What is robots.txt and how does it work?

i use robot.txt in order to tell the search engine crawler what pages should they crawl and what page is forbidden to crawl.

Note that not all search engines obey the robots.txt file(s). Don’t count on it as being a security measure, as the more questionable search engines will ignore it.

It generally takes the form:

User-agent: *
Disallow: /page-or-folder-you-dont-want-indexed.html

(The * means you’re directing the command to all search engines.)

But of course, using robots.txt to ‘hide’ files from search engines, it still means that other people can find the files your trying to hide, which obviously is not a good thing.
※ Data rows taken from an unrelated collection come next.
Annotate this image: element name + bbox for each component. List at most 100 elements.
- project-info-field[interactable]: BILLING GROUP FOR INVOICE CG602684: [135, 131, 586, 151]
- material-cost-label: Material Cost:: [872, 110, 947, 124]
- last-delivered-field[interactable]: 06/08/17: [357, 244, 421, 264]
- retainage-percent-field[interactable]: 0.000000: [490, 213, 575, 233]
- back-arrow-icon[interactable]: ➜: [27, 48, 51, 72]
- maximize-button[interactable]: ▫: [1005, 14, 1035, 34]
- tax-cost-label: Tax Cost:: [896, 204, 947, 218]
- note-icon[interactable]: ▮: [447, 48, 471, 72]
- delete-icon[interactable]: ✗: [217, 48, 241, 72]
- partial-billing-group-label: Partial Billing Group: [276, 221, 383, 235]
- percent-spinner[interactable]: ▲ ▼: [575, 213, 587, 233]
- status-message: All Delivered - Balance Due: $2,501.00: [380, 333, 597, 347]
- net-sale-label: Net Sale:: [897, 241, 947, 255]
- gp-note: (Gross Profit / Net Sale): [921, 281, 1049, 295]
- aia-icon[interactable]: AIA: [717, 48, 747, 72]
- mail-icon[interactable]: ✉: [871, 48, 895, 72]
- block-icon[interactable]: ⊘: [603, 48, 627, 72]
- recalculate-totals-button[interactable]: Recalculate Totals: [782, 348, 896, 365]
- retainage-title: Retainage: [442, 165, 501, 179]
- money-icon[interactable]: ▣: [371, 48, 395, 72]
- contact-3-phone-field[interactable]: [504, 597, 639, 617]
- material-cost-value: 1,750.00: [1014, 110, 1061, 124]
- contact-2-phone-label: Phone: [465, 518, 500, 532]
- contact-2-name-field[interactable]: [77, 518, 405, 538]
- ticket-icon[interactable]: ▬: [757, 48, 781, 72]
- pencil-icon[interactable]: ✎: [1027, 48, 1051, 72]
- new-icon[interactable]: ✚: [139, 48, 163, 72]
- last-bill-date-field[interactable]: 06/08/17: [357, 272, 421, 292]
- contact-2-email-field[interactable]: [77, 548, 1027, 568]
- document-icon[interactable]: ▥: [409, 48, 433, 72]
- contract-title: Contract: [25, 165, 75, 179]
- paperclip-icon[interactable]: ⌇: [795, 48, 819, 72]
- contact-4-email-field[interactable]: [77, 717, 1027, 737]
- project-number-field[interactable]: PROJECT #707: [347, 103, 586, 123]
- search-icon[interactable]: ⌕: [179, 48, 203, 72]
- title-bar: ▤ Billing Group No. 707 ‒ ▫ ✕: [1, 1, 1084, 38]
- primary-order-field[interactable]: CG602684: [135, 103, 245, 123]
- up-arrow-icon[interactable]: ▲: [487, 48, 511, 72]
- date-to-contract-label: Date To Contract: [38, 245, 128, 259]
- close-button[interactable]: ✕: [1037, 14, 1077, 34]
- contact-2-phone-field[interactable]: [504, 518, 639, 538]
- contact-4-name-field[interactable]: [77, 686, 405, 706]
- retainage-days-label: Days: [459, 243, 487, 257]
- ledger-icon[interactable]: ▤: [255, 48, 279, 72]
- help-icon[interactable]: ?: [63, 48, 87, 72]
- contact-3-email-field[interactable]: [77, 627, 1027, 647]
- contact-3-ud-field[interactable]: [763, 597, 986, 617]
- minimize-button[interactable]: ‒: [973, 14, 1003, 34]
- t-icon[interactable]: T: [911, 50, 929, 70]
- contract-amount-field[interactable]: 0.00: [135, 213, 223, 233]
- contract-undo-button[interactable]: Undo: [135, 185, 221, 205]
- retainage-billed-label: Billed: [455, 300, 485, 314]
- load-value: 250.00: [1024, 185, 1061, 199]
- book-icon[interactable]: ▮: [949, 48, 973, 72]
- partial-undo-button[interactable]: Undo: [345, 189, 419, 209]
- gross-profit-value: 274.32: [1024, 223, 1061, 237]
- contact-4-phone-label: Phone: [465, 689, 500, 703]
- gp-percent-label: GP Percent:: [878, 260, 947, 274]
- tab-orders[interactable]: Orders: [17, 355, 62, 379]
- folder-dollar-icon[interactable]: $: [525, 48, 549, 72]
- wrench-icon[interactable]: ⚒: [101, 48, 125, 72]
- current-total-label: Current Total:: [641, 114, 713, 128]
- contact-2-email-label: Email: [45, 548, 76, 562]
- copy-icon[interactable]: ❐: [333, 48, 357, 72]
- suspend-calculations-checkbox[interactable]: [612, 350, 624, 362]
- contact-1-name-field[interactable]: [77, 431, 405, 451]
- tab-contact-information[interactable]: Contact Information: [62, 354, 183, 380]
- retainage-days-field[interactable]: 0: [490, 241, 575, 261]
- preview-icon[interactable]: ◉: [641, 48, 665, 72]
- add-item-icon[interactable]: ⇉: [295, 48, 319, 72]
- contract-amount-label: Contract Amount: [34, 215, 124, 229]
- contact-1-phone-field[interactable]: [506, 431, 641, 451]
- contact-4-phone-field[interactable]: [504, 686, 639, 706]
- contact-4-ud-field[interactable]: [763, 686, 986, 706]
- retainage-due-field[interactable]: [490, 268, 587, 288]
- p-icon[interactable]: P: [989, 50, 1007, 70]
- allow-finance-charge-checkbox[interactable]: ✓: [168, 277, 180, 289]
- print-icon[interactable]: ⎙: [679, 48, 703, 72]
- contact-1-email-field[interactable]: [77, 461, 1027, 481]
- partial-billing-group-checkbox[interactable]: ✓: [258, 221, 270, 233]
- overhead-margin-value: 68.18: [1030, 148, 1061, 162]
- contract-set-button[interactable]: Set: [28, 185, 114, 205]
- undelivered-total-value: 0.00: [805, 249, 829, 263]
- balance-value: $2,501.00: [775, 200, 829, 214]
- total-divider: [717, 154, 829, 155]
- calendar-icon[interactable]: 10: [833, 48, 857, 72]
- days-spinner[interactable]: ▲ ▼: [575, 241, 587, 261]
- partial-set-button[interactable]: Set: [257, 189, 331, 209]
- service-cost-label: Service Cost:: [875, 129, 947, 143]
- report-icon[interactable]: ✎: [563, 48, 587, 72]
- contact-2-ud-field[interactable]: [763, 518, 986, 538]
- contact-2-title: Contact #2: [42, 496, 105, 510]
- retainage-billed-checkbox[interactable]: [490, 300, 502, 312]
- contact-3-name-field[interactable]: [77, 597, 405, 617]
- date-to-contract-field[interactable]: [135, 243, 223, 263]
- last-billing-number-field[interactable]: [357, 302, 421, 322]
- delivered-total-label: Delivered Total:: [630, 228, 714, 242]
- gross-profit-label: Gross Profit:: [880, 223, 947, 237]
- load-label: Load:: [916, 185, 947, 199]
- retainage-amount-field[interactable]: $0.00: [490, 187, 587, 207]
There are a number of ways around this of course, but you should never think robots.txt can be used for anything related to security, it’s purely there to tell search engines what to crawl and what not to.

lets say I have

User-agent: *
Allow: /cute.html

is it acceptable?

bakers, the point of robots.txt is to disallow what you don’t want indexed, everything is set to allow unless otherwise specified, so what you posted is unnecessary.

Robots.txt file tells the search engines which pages or which folder you do not want to crawl by the search engine and also suggest which pages you want to crawl by the search engines.

Regarding robots.txt… I’ve read that it is good practice to have a robots.txt file in your root folder even it it’s blank, supposedly because robots search for one and like to see it there. Does anyone have any views on that?